I didn’t run the code, however it seems to be two 10-element moving average filters to create first ‘x2’ and then ‘meandiffx2’. It then thresholds ‘meandiffx2’ and returns the indices of those values that are <0.25 to ‘constantIndex’. (If it doesn’t find any, the find function will return an empty value. This usually throws an error when concatenated with an existing vector, and will obviously not function as an index in the next line, so I don’t know how the code handles this when it does the ‘constantData.index’ and constantData.data assignments.) It then stores the associated values in the designated structures.
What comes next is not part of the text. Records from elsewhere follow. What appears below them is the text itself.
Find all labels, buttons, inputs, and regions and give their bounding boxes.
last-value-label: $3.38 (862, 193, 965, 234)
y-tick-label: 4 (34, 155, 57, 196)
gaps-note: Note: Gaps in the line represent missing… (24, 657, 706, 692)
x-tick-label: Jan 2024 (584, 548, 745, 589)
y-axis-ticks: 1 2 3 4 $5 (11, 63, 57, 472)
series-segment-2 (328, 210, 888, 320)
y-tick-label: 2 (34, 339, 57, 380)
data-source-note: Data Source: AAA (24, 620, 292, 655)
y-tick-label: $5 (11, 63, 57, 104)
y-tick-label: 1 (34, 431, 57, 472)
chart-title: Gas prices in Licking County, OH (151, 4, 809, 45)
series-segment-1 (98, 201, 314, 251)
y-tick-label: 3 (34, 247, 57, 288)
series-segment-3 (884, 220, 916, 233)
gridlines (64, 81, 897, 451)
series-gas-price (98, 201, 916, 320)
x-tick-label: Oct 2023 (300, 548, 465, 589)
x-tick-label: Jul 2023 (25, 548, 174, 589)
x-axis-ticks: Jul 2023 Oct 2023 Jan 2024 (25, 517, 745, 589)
This is a powerful argument for documenting code with comments.
4 Kommentare
Star Strider
am 10 Jul. 2015
My pleasure!
I’m knowledgeable and experienced in certain aspects of MATLAB but I’d not consider myself an ‘expert’, except in certain very restrictive applications (medicine, biomedical engineering, aviation).
Weitere Antworten (2)
Thorsten
am 10 Jul. 2015
Bearbeitet: Thorsten
am 10 Jul. 2015
First who have to define an formal criterion of what you consider "near constant". For example, more than 20 points that vary my less than 15 units. Than you loop through your data:
pseudo code:
i_start = 1, i_end = i_end + 20
if the range of values(i_start:i_end) < 15?
then increment i_end
until the range is > 15:
1. you've found a constant area from i_start:i_end
2. continue checking with i_start = i_end+1
else
continue checking with i_start = i_start + 1
If you post your data and define your criteria, we could provide further help.
1 Kommentar
Image Analyst
am 10 Jul. 2015
You can use stdfilt() in the Image Processing Toolbox. It will work on a 1-D signal. Basically it scans the array computing the standard deviation in a moving window. If the values don't vary much in the window, then the stdev will be low and if they change a lot the stdev will be high.
Alternatively you can scan the signal and call polyfit() from each point onwards. Fit a line and if the slope is reasonably low, like 0 to 0.2 or whatever, then the portion is fairly flat. If the slope is higher, then trending up or down.